Do artists with more frequent number one hits tend to have songs that stay at number one longer, or are songs with longevity independent of artist frequency?
billboard |>
group_by(artist) |>
summarize(
avg_weeks_num_one = mean(weeks_at_number_one, na.rm = TRUE),
num_of_num_one_hits = n()
) |>
arrange(desc(num_of_num_one_hits))
## # A tibble: 763 Ă— 3
## artist avg_weeks_num_one num_of_num_one_hits
## <chr> <dbl> <int>
## 1 The Beatles 2.9 20
## 2 Mariah Carey 4.25 16
## 3 Madonna 2.67 12
## 4 Michael Jackson 2.73 11
## 5 Whitney Houston 2.82 11
## 6 Janet Jackson 3.3 10
## 7 Taylor Swift 3.3 10
## 8 The Supremes 1.8 10
## 9 Bee Gees 3.11 9
## 10 Stevie Wonder 1.75 8
## # ℹ 753 more rows
Based on this exploration of artist hit song frequencies and seeing if they remain longer at number one due to this frequency, the insights provided would be that this doesn’t exactly hold true. We can see this as the top artist/band, The Beatles, has an astounding 20 number one hits, but their average weeks at number one for their songs is 2.9 weeks. As we go down the list, we can see that an artist like Taylor Swift has half the number of number one hits, 10, but her average weeks at number one is 3.3 weeks, 0.4 weeks longer on average than The Beatles. This is significant because we now have observed the correlation between average weeks at number one and number of number one hits and got a brief oversight of this, and we could conduct more analyses on this later on!
library(ggplot2)
ggplot(billboard, aes(x = weeks_at_number_one)) +
geom_histogram(
binwidth = 1,
boundary = 0.5,
fill = "steelblue",
color = "white"
) +
geom_text(
stat = "bin",
binwidth = 1,
aes(label = after_stat(count)),
vjust = -0.3,
size = 3
) +
scale_x_continuous(breaks = 1:max(billboard$weeks_at_number_one, na.rm = TRUE)) +
labs(
title = "Distribution of Weeks at Number One",
x = "Weeks at Number One",
y = "Number of Songs"
)
Based on this visualization of the distribution of weeks at number one, the insight provided is rather clear where we can see that essentially it gets increasingly more difficult/impressive to have a song hold the number one spot as the weeks go on. We see a large majority of songs only hold the number one spot for 1 week, where it steadily decreases week after week following. One interesting point would be that from week 11 to week 12, the number of number one songs actually increases by 2, as well as in week 14 where in week 13 it dips back down to 2 songs, but jumps in week 14 back to 7 songs. There is an overarching pattern, but there are definitely some areas to look into as we can tell from when the weeks get further and further.
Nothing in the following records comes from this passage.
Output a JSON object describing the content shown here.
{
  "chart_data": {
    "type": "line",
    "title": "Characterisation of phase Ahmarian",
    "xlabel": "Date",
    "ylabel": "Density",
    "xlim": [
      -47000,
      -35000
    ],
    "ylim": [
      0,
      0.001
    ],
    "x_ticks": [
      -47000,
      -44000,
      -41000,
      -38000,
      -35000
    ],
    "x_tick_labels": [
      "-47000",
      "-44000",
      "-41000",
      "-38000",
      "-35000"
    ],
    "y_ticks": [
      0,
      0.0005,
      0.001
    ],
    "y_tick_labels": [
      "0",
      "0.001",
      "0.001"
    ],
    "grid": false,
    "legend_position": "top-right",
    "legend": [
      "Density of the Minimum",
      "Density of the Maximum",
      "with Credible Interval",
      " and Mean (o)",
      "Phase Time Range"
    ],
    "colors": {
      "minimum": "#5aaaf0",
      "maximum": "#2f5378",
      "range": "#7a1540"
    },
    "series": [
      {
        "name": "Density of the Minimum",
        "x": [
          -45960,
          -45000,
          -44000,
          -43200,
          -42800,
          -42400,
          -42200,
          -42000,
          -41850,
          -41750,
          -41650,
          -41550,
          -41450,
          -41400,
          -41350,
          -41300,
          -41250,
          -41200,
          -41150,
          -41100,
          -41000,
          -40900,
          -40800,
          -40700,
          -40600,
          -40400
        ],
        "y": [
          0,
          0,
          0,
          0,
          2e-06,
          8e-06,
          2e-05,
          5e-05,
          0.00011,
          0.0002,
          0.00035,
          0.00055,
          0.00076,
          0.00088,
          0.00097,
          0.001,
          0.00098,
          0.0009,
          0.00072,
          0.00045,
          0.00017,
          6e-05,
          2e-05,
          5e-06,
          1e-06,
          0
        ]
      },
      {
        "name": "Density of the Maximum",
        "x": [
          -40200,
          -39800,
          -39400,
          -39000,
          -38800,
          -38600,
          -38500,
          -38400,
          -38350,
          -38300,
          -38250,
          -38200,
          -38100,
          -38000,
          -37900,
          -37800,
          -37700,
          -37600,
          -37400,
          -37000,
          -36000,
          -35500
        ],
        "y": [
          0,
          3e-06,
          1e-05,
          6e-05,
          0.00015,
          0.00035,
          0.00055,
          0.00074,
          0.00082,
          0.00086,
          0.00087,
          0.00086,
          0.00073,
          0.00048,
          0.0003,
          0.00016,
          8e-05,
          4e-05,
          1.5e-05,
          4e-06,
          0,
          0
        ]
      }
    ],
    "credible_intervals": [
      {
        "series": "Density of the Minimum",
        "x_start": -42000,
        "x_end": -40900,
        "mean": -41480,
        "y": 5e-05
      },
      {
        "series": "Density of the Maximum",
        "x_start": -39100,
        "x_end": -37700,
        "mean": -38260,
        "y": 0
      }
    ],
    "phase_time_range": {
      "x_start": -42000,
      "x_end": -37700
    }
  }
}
ggplot(billboard, aes(x = cdr_genre, y = danceability, fill = cdr_genre)) +
geom_boxplot(show.legend = FALSE) +
labs(
title = "Distribution of Danceability by Genre",
x = "Genre",
y = "Danceability"
) +
theme(axis.text.x = element_text(angle = 45, hjust = 1))
## Warning: Removed 2 rows containing non-finite outside the scale range
## (`stat_boxplot()`).
Based on this visualization of the distribution of danceability by genre, we are able to see with these box plots the distribution of danceability scores (score of 1-100 provided by Spotify) across countless different music genres. The differences in the median danceability and variability help show that some genres tend to produce more danceable number one songs in comparison to others. This is significant because it helps show how the aspect of danceability varies across genres and may influence a song’s chances of getting to the number one spot. Genres with a higher median danceability may point to more mainstream listening habits and may suggest that if a song can get people dancing it could be a larger factor in overall success!